Gary Rowell

Personal information
- Full name: Gary Rowell
- Date of birth: 6 June 1957
- Place of birth: Sunderland, England
- Date of death: 13 December 2025 (aged 68)
- Height: 5 ft 10 in (1.78 m)
- Positions: Forward; midfielder;

Senior career*
- Years: Team / Apps / (Gls)
- 1974–1984: Sunderland / 257 / (88)
- 1984–1985: Norwich City / 6 / (1)
- 1985–1986: Middlesbrough / 27 / (10)
- 1986–1988: Brighton & Hove Albion / 12 / (0)
- 1988: → Dundee (loan) / 1 / (0)
- 1988: Carlisle United / 7 / (0)
- 1988–1990: Burnley / 19 / (1)
- Total:  / 329 / (100)

International career
- 1977: England U21 / 1 / (0)

= Gary Rowell =

English footballer and newspaper columnist (1957–2025)

Gary Rowell (6 June 1957 – 13 December 2025) was an English footballer, most notably with Sunderland, and later a local newspaper columnist in north east England.

==Career==
Born in Sunderland and raised in Seaham, he left school and joined Sunderland as an apprentice in 1972. His professional career was split (1976–84) between playing as a striker for two seasons (albeit often coming from deep) but mainly playing in midfield. He scored 103 goals for The Rokerites in all competitions, surpassing the previous record post-war goalscorer, Len Shackleton, who had scored 101 goals. Rowell's record stood until it in turn was beaten by Kevin Phillips in the early 21st century.

Gary was a talented player who many supporters felt was destined to become 'fully' capped by England. Unfortunately, his career was severely disrupted by a serious knee injury that he sustained during a game against Leyton Orient (in which he had already scored the winning goal) during March 1979. Following a lengthy recovery, Rowell continued to score goals in the First Division at a healthy strike-rate, but he always looked likely to struggle to maintain full fitness for the whole of any season.

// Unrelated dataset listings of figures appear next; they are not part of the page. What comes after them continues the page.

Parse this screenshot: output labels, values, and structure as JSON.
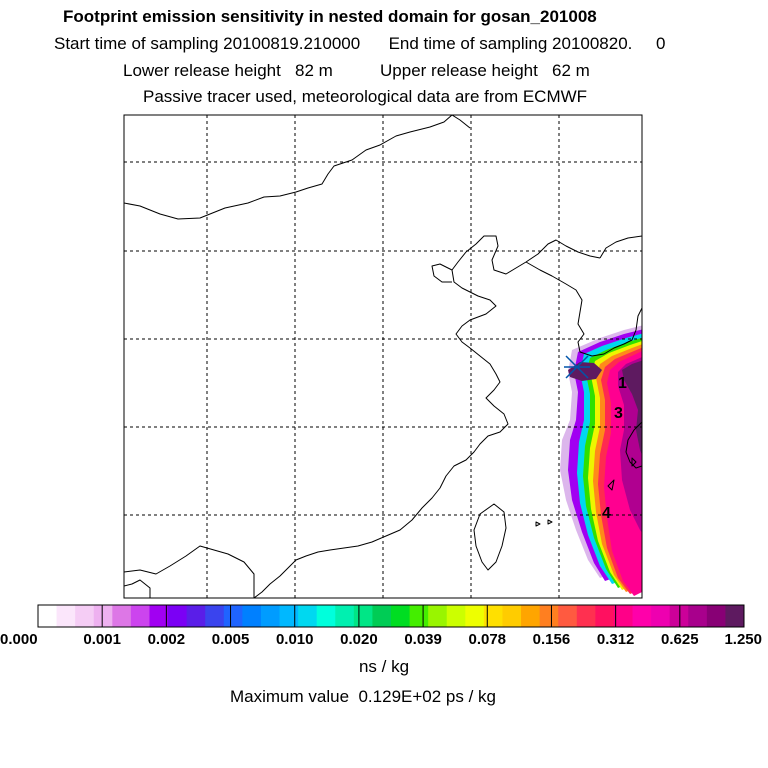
{
  "header": {
    "title": "Footprint emission sensitivity in nested domain for gosan_201008",
    "start_label": "Start time of sampling 20100819.210000",
    "end_label": "End time of sampling 20100820.     0",
    "lower_label": "Lower release height   82 m",
    "upper_label": "Upper release height   62 m",
    "note": "Passive tracer used, meteorological data are from ECMWF"
  },
  "map": {
    "markers": [
      "1",
      "3",
      "4"
    ]
  },
  "colorbar": {
    "tick_labels": [
      "0.000",
      "0.001",
      "0.002",
      "0.005",
      "0.010",
      "0.020",
      "0.039",
      "0.078",
      "0.156",
      "0.312",
      "0.625",
      "1.250"
    ],
    "colors": [
      "#ffffff",
      "#fbe6fb",
      "#f5cdf5",
      "#eeb1f0",
      "#dd77e6",
      "#cc44ee",
      "#a100f2",
      "#7b00f5",
      "#5a1ee8",
      "#3a44ee",
      "#1f64ff",
      "#0080ff",
      "#009cff",
      "#00b8ff",
      "#00d8f0",
      "#00ffdc",
      "#00f0b0",
      "#00e686",
      "#00cc55",
      "#00dd22",
      "#44ee00",
      "#99f500",
      "#ccff00",
      "#eeff00",
      "#ffe000",
      "#ffcc00",
      "#ffa500",
      "#ff7f20",
      "#ff5a40",
      "#ff3050",
      "#ff1060",
      "#ff0088",
      "#ff00aa",
      "#ee00b0",
      "#cc0099",
      "#a8008c",
      "#880075",
      "#5e1a60"
    ],
    "units": "ns / kg"
  },
  "footer": {
    "max_value": "Maximum value  0.129E+02 ps / kg"
  }
}
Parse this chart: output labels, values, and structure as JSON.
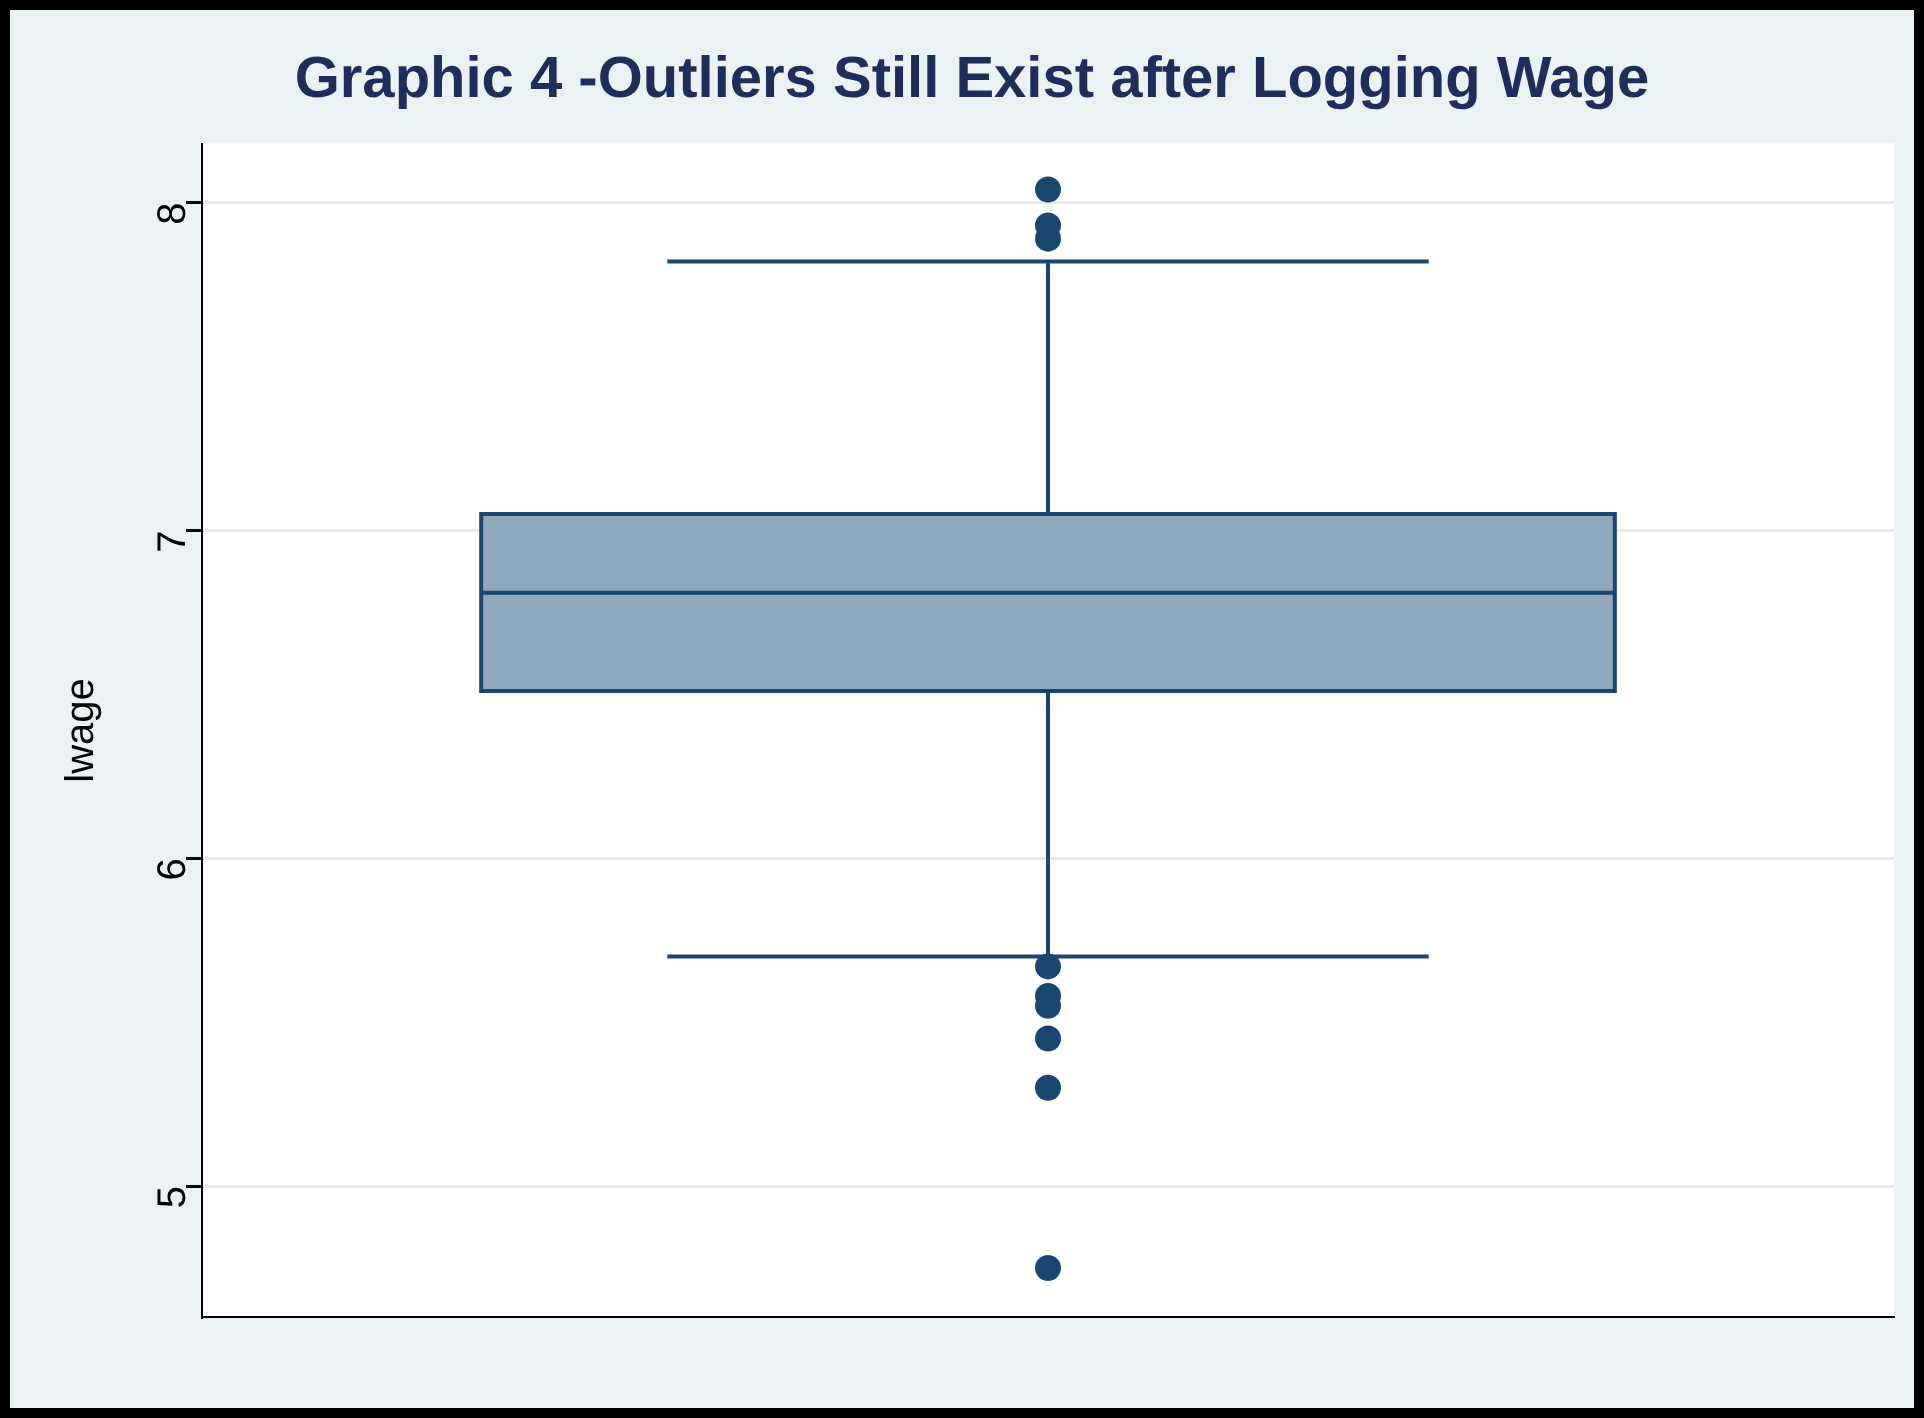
{
  "chart_data": {
    "type": "box",
    "title": "Graphic 4 -Outliers Still Exist after Logging Wage",
    "ylabel": "lwage",
    "categories": [
      null
    ],
    "boxes": [
      {
        "low": 5.7,
        "q1": 6.51,
        "median": 6.81,
        "q3": 7.05,
        "high": 7.82,
        "outliers": [
          8.04,
          7.93,
          7.89,
          5.67,
          5.58,
          5.55,
          5.45,
          5.3,
          4.75
        ]
      }
    ],
    "color": "#90a8bc",
    "ylim": [
      4.6,
      8.18
    ],
    "yticks": [
      5,
      6,
      7,
      8
    ],
    "grid": "y",
    "legend": false,
    "marker": "circle"
  }
}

Sunderland manager Len Ashurst forced Rowell out of Roker Park as part of a huge rebuilding plan in 1984, part of the slide which would ultimately take them to the third tier of English football for the first time in the club's history. Rowell moved to Norwich City in the summer of 1984, but never recreated his goalscoring exploits because of a knee injury he picked up on his first pre season tour with the Canaries. The injury would ultimately blight the rest of his career, although he did go on to play for Middlesbrough, Brighton & Hove Albion and Carlisle United before finishing his career with Burnley.

Rowell is remembered by Sunderland supporters for scoring a hat-trick for Sunderland in a 4–1 win away at local rivals Newcastle United on 24 February 1979. Describing the match later, he said "When we hit the 4th I had a chat with Kevin Arnott about whether to try for a fifth or just to take the piss. We decided to take the piss."

==Later life==
Rowell later worked as a financial consultant and a radio pundit.

As radio summariser he worked with Real Radio, commentating on all Sunderland games, having had previously spent seven years covering Sunderland's games on Metro Radio and Magic 1152.

In 2005, he was voted Sunderland's all-time cult hero on the television programme Football Focus, whilst in 2006, Sunderland fanzine A Love Supreme voted him their Best Player of the 1980s. Such accolades reflect his almost 'iconic' status on Wearside, which has led him to recently be inducted in to the Sunderland A.F.C Hall of Fame.

==Death==
Rowell died from leukemia on 13 December 2025, at the age of 68.